What Is LCA?

Life cycle assessment is a technique for compiling and evaluating the inputs and outputs and the potential environmental impacts of a product system throughout its life cycle (ISO, 1997). Essentially, LCA is a procedure whereby the environmental burdens associated with a product system are measured and evaluated by quantifying energy, raw material usage and environmental releases over its expected life-cycle. While life cycle assessment has been around since the 1970s, it has only been since the early 1990s that international standards have been developed in an effort to harmonise the technique. There are two international standards specifically related to the application of LCA:

ISO 14040:2006 Environmental Management – Life Cycle Assessment – Principles and Framework,

ISO 14044:2006 Environmental Management – Life Cycle Assessment – Requirements and Guidelines

 

While completing an LCA involves numerous phases, the real underpinnings of any LCA is the life cycle inventory (LCI) data on which it is based (see Athena databases below). Inventory analysis is the physical accounting or tracking of elementary flows from nature (energy and raw materials) and flows back to nature (emissions to air, water and land).

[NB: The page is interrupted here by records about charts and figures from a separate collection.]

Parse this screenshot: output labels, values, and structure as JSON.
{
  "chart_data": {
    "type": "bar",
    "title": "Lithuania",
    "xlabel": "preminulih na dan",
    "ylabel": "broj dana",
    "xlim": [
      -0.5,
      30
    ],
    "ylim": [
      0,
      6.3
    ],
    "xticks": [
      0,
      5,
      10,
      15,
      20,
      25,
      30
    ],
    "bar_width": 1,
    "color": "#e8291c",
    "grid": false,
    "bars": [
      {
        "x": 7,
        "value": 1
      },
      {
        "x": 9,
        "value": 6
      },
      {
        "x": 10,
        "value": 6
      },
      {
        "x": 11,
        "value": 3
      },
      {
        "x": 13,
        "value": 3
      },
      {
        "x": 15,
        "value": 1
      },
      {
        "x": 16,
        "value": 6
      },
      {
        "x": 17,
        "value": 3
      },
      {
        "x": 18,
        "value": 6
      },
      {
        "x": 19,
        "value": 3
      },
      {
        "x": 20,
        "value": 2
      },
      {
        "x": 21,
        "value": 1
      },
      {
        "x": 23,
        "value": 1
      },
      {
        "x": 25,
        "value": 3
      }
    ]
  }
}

The ISO standards mentioned above are defined in vague language and can be interpreted in various ways, which makes compliance with the standard difficult to gauge. In fact, there is a rather wide set of alternatives for completing an LCA and complying with the documentation requirements of the standards. During the development of our LCI databases our methodology has evolved and we have carefully assessed these methods relative to the standards and made specific efforts to comply with the terminology, concepts and underlying spirit defined by the standards. Moreover, we have strayed away from adopting some of the more controversial interpretation methods prevalent in LCA (e.g. weighting across impact categories to arrive at a single score for comparative assertions). Instead we have placed the onus on the user of our software to weigh the inventory data and category characterisation measures the Pavement LCA provides when making the ultimate decision about which design alternative best fits the goals of the project being considered.

 

The Difference Between LCA and LCI

LCA is a method for assessing the environmental performance of a service, process or product, including a highway, over its entire life cycle. Basic steps include goal and scope definition, inventory analysis, impact assessment, and interpretation. The life cycle inventory analysis (or LCI) involves detailed tracking of all the flows in and out of the system of interest, including raw resources or materials, energy by type, water, and emissions to air, water and land by specific substance. This kind of analysis can be extremely complex and may involve dozens of individual unit processes in a supply chain (e.g., the extraction of raw resources, various primary and secondary production processes, transportation, etc.) as well as hundreds of tracked substances.